Who else has gotten involved?

A number of other high-profile channels posted their own videos at the same time that Donaldson's video went live. Veritasium, SmarterEveryday, Mark Rober, Brady Haran, Linus Tech Tips and The Infographics Show all pointed their followers towards the cause with videos tailored towards their audiences. Science channel Veritasium, for example, compiled a pair of videos about how trees work, while Linus Tech Tips devised an impractical but fun machine to automate planting them. Since then, a number of other high-profile YouTubers have signed on, including Alan Becker, DanPlan and Ninja of Fortnite fame.

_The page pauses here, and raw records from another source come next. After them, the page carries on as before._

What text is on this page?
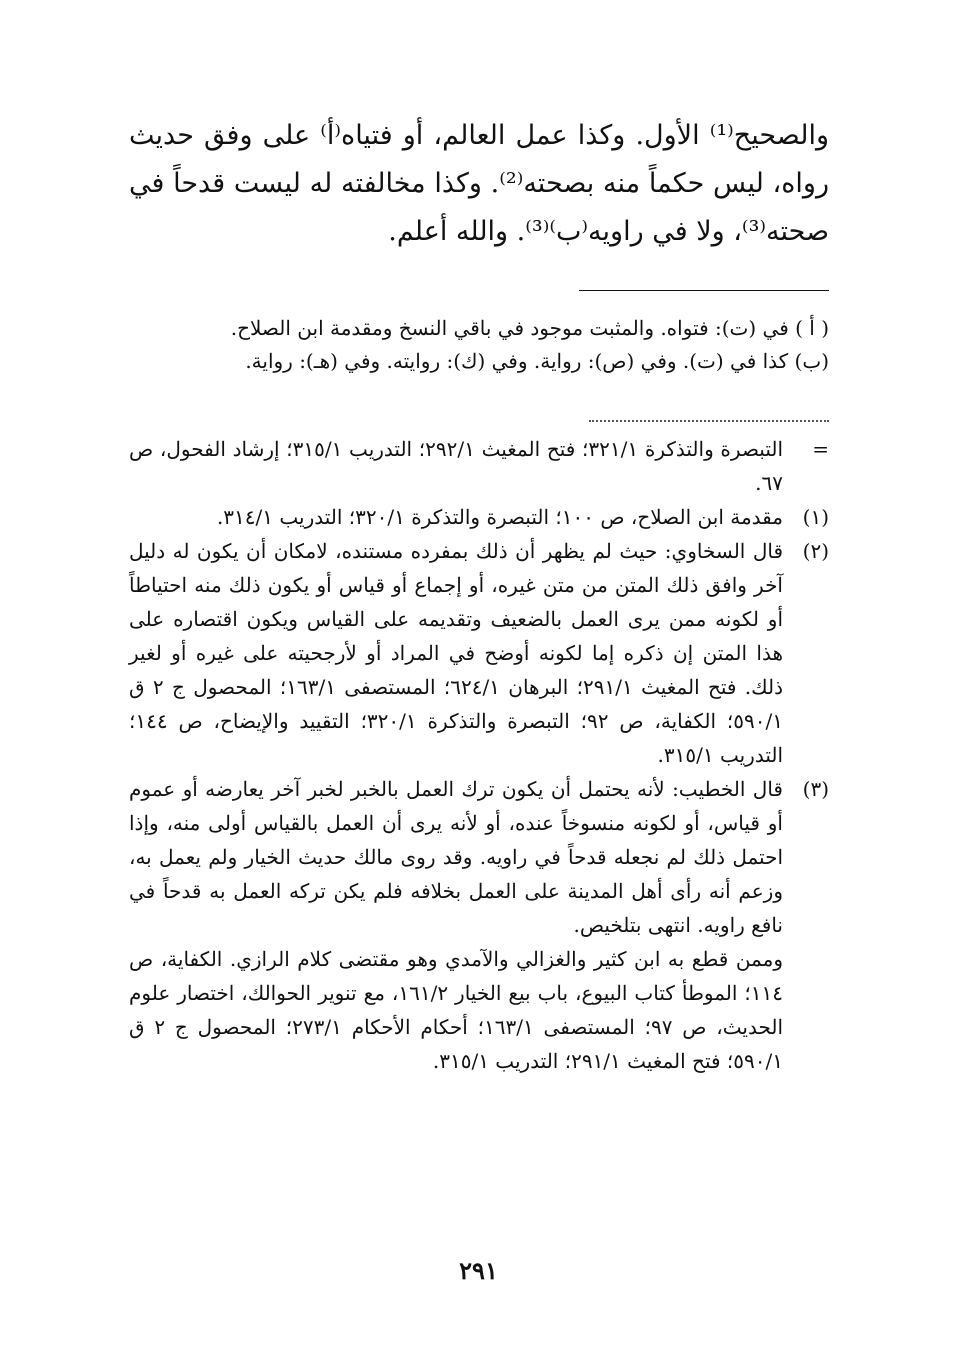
والصحيح⁽¹⁾ الأول. وكذا عمل العالم، أو فتياه⁽أ⁾ على وفق حديث رواه، ليس حكماً منه بصحته⁽²⁾. وكذا مخالفته له ليست قدحاً في صحته⁽³⁾، ولا في راويه⁽ب⁾⁽³⁾. والله أعلم.

( أ ) في (ت): فتواه. والمثبت موجود في باقي النسخ ومقدمة ابن الصلاح.
(ب) كذا في (ت). وفي (ص): رواية. وفي (ك): روايته. وفي (هـ): رواية.
=

التبصرة والتذكرة ٣٢١/١؛ فتح المغيث ٢٩٢/١؛ التدريب ٣١٥/١؛ إرشاد الفحول، ص ٦٧.

(١)

مقدمة ابن الصلاح، ص ١٠٠؛ التبصرة والتذكرة ٣٢٠/١؛ التدريب ٣١٤/١.

(٢)

قال السخاوي: حيث لم يظهر أن ذلك بمفرده مستنده، لامكان أن يكون له دليل آخر وافق ذلك المتن من متن غيره، أو إجماع أو قياس أو يكون ذلك منه احتياطاً أو لكونه ممن يرى العمل بالضعيف وتقديمه على القياس ويكون اقتصاره على هذا المتن إن ذكره إما لكونه أوضح في المراد أو لأرجحيته على غيره أو لغير ذلك. فتح المغيث ٢٩١/١؛ البرهان ٦٢٤/١؛ المستصفى ١٦٣/١؛ المحصول ج ٢ ق ٥٩٠/١؛ الكفاية، ص ٩٢؛ التبصرة والتذكرة ٣٢٠/١؛ التقييد والإيضاح، ص ١٤٤؛ التدريب ٣١٥/١.

(٣)

قال الخطيب: لأنه يحتمل أن يكون ترك العمل بالخبر لخبر آخر يعارضه أو عموم أو قياس، أو لكونه منسوخاً عنده، أو لأنه يرى أن العمل بالقياس أولى منه، وإذا احتمل ذلك لم نجعله قدحاً في راويه. وقد روى مالك حديث الخيار ولم يعمل به، وزعم أنه رأى أهل المدينة على العمل بخلافه فلم يكن تركه العمل به قدحاً في نافع راويه. انتهى بتلخيص.

وممن قطع به ابن كثير والغزالي والآمدي وهو مقتضى كلام الرازي. الكفاية، ص ١١٤؛ الموطأ كتاب البيوع، باب بيع الخيار ١٦١/٢، مع تنوير الحوالك، اختصار علوم الحديث، ص ٩٧؛ المستصفى ١٦٣/١؛ أحكام الأحكام ٢٧٣/١؛ المحصول ج ٢ ق ٥٩٠/١؛ فتح المغيث ٢٩١/١؛ التدريب ٣١٥/١.

٢٩١
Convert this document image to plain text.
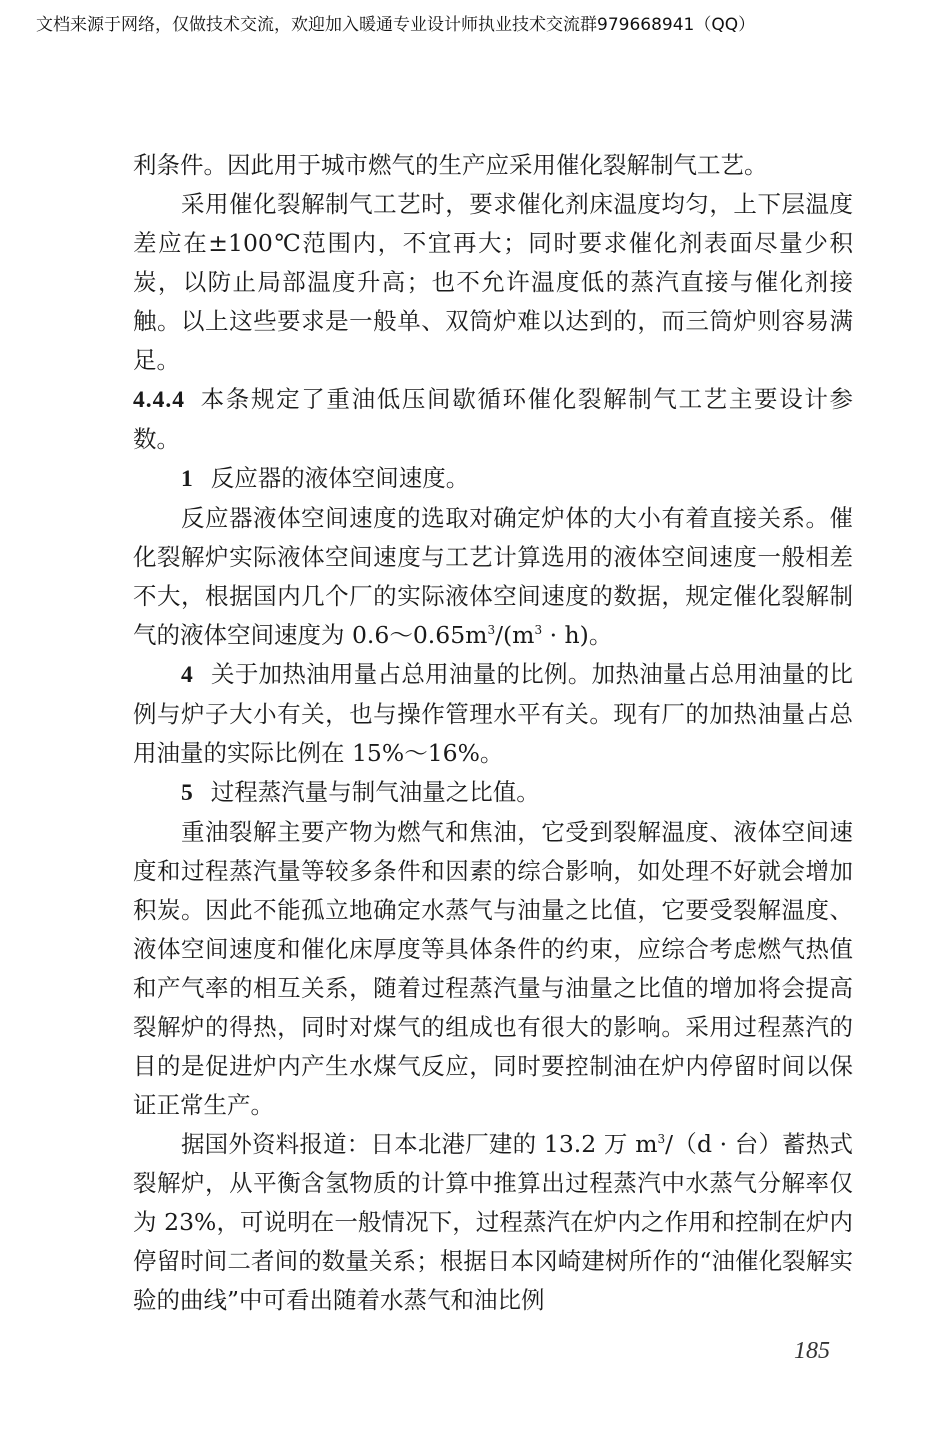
文档来源于网络，仅做技术交流，欢迎加入暖通专业设计师执业技术交流群979668941（QQ）

利条件。因此用于城市燃气的生产应采用催化裂解制气工艺。

采用催化裂解制气工艺时，要求催化剂床温度均匀，上下层温度差应在±100℃范围内，不宜再大；同时要求催化剂表面尽量少积炭，以防止局部温度升高；也不允许温度低的蒸汽直接与催化剂接触。以上这些要求是一般单、双筒炉难以达到的，而三筒炉则容易满足。

4.4.4 本条规定了重油低压间歇循环催化裂解制气工艺主要设计参数。

1 反应器的液体空间速度。

反应器液体空间速度的选取对确定炉体的大小有着直接关系。催化裂解炉实际液体空间速度与工艺计算选用的液体空间速度一般相差不大，根据国内几个厂的实际液体空间速度的数据，规定催化裂解制气的液体空间速度为 $0.6\sim 0.65m^3/(m^3 \cdot h)$。

4 关于加热油用量占总用油量的比例。加热油量占总用油量的比例与炉子大小有关，也与操作管理水平有关。现有厂的加热油量占总用油量的实际比例在 15%～16%。

5 过程蒸汽量与制气油量之比值。

重油裂解主要产物为燃气和焦油，它受到裂解温度、液体空间速度和过程蒸汽量等较多条件和因素的综合影响，如处理不好就会增加积炭。因此不能孤立地确定水蒸气与油量之比值，它要受裂解温度、液体空间速度和催化床厚度等具体条件的约束，应综合考虑燃气热值和产气率的相互关系，随着过程蒸汽量与油量之比值的增加将会提高裂解炉的得热，同时对煤气的组成也有很大的影响。采用过程蒸汽的目的是促进炉内产生水煤气反应，同时要控制油在炉内停留时间以保证正常生产。

据国外资料报道：日本北港厂建的 13.2 万 $m^3/(d$ · 台）蓄热式裂解炉，从平衡含氢物质的计算中推算出过程蒸汽中水蒸气分解率仅为 23%，可说明在一般情况下，过程蒸汽在炉内之作用和控制在炉内停留时间二者间的数量关系；根据日本冈崎建树所作的“油催化裂解实验的曲线”中可看出随着水蒸气和油比例

185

OK, sounds legit, can I donate?

Yes, you can head to the TeamTrees website and offer up as much as you would like to, here. Although, if you want to game the system for good, you could donate through one of many channels involved to ensure that YouTube maxes out on its $1 million pledge.

Correction: The original article had an inaccurate conversion between pounds and tons that has been rectified. We apologize for the error.